Avoir vingt ans à Fort Lamy.
Se pencher sur son passé est certes un signe de mélancolie, mais nécessaire parfois pour affronter les difficultés de la vie. Qui n’a pas de passé n’a pas d’avenir. De raviver des souvenirs heureux, de ressentir les doux regrets d’un temps révolu, est signe que le temps passe. Cette langueur propre aux rêveurs a déclenché dans mon inconscient un souvenir particulier. Celui où j’ai atteint l’âge mémorable de vingt ans. Cette frontière nous propulse dans l’âge adulte mâtiné de l’insouciance et de la folie qui précède l’abandon de l’adolescence.
Nos sociétés consuméristes pervertissant notre jeunesse par l’abondance de plaisirs, ne participent aucunement à forger un mental d’acier à celle-ci. Cédant à la facilité, nos jeunes de vingt ans ne possèdent pas la maturité de jeunes vivant en pays en guerre où règne l’anarchie et la mort.
Pour ma part, j’ai franchi ce cap à Fort Lamy au Tchad. J’appartenais alors à la troisième compagnie du troisième Rpima. Répondant à la demande pressante du président Tombalbaye, notre chef de l’état de l’époque, le général de Gaulle avait généreusement envoyé ma compagnie en renfort de la sixième Cpima. Probablement avait-il reçu l’assurance de la valeur de ma compagnie, fleuron du régiment. Certains esprits chagrins trouveront à redire, arguant que seule la chance était à l’origine de ce choix. Je confesse la justesse du propos. Nous étions en alerte guépard et seul le hasard a voulu que mon anniversaire soit célébré à Fort Lamy.

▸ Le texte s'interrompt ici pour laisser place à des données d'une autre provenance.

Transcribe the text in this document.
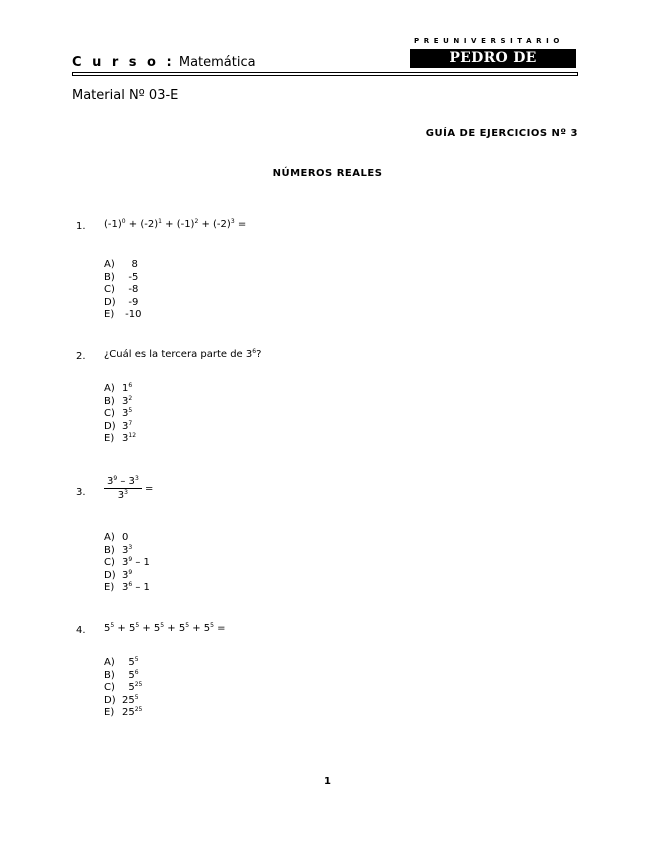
C u r s o : Matemática
PREUNIVERSITARIO
PEDRO DE VALDIVIA
Material Nº 03-E
GUÍA DE EJERCICIOS Nº 3
NÚMEROS REALES
1. $(-1)^0 + (-2)^1 + (-1)^2 + (-2)^3$ =
A)   8
B)  -5
C)  -8
D)  -9
E) -10
2. ¿Cuál es la tercera parte de $3^6$?
A) $1^6$
B) $3^2$
C) $3^5$
D) $3^7$
E) $3^{12}$
3. $\frac{3^9 - 3^3}{3^3}$ =
A) 0
B) $3^3$
C) $3^9 - 1$
D) $3^9$
E) $3^6 - 1$
4. $5^5 + 5^5 + 5^5 + 5^5 + 5^5$ =
A)  $5^5$
B)  $5^6$
C)  $5^{25}$
D) $25^5$
E) $25^{25}$
1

Donc ce 28 aout 1968, je décidais de marquer d’une pierre blanche ce jour si particulier. J’étais présent sur le sol tchadien depuis quelques jours, donc peu acclimaté à cette chaleur poisseuse. J’avais néanmoins opté pour une visite de courtoisie à une autochtone du village voisin de Farcha. N’ayant pas encore noué de relations amicales avec la gente féminine du cru, je dus user d’expédients. Le soldat de passage est souvent confronté à la brièveté des rapports tarifés. N’attendez pas de ma part, des descriptions détaillées. Cet exercice glauque se déroula dans une case peu éclairée peu propice à l’intronisation à la sensualité africaine.
Considérant que franchir ce cap de vingt ans se devait festif pour être complet, je dus rendre à Bacchus l’hommage qui lui revenait. Ne buvant à l’époque que de la limonade, j’avais pour l’alcool peu d’appétence et de fait peu de résistance. Une bonne bière Gala ou peut être deux participèrent grandement à mon euphorie. Je clôturais cette soirée mémorable en titubant, pour m’écrouler sur le lit d’un camarade en traversant sa moustiquaire rendant celle-ci inopérante. Ce brave garçon me fit des remontrances de convenance, comprenant qu’un jeune caporal fêtant ses vingt ans avait droit à quelques excès.